Foxboro, MA - Management for the New England Patriots reportedly plans to terminate its superstar quarterback, Tom Brady, in the coming weeks and replace him with a team of "floating quarterbacks."
The team will test a concept loosely based on "getting rid of the middle man" by having the team's Center toss the football directly to any player. That player can then make the choice to run or pass the ball, or if he is in trouble, to just stand there and scream. The new position will be called "floating quarterback" and the plan is expected to save the team millions of dollars in compensation.
It is believed that some of the salary savings will trickle down to the fans, at a rate of $.10 per ticket, and the remainder will be distributed to the other players through bonuses.

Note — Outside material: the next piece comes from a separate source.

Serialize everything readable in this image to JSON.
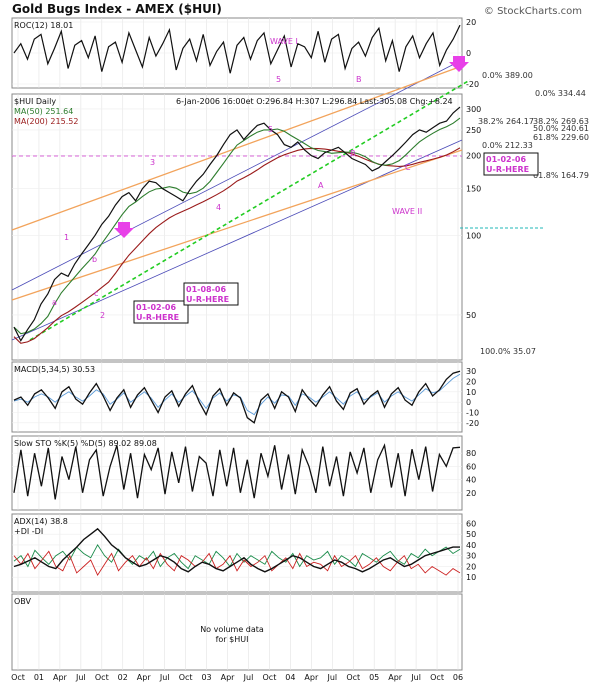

Coach Bill Belichick stated, "All our quarterbacks will be terminated immediately so that they can continue to pursue modeling careers. Frankly, they were a bunch of wusses, with Tom's balls leading us to Deflategate and a four game suspension, and our other two QB's whose names I barely remember getting injured after just one game each, for that kind of money, give me a break."
The Patriots are the first team to try out the "floating quarterback" concept. The team has proven that even without Brady, they win games.
Stated Patriots Center David Andrews, "So, I just toss the friggin' ball under my legs to whoever I want and they just go with it. I'm down with that. Four downs even."
No comment from Tom Brady, who is in Italy during his suspension on a photo shoot with spouse and model Gisele Bundchen. Brady is rumored to be interested in a professional baseball career and has consulted with Tim Tebow on the matter, according to sources.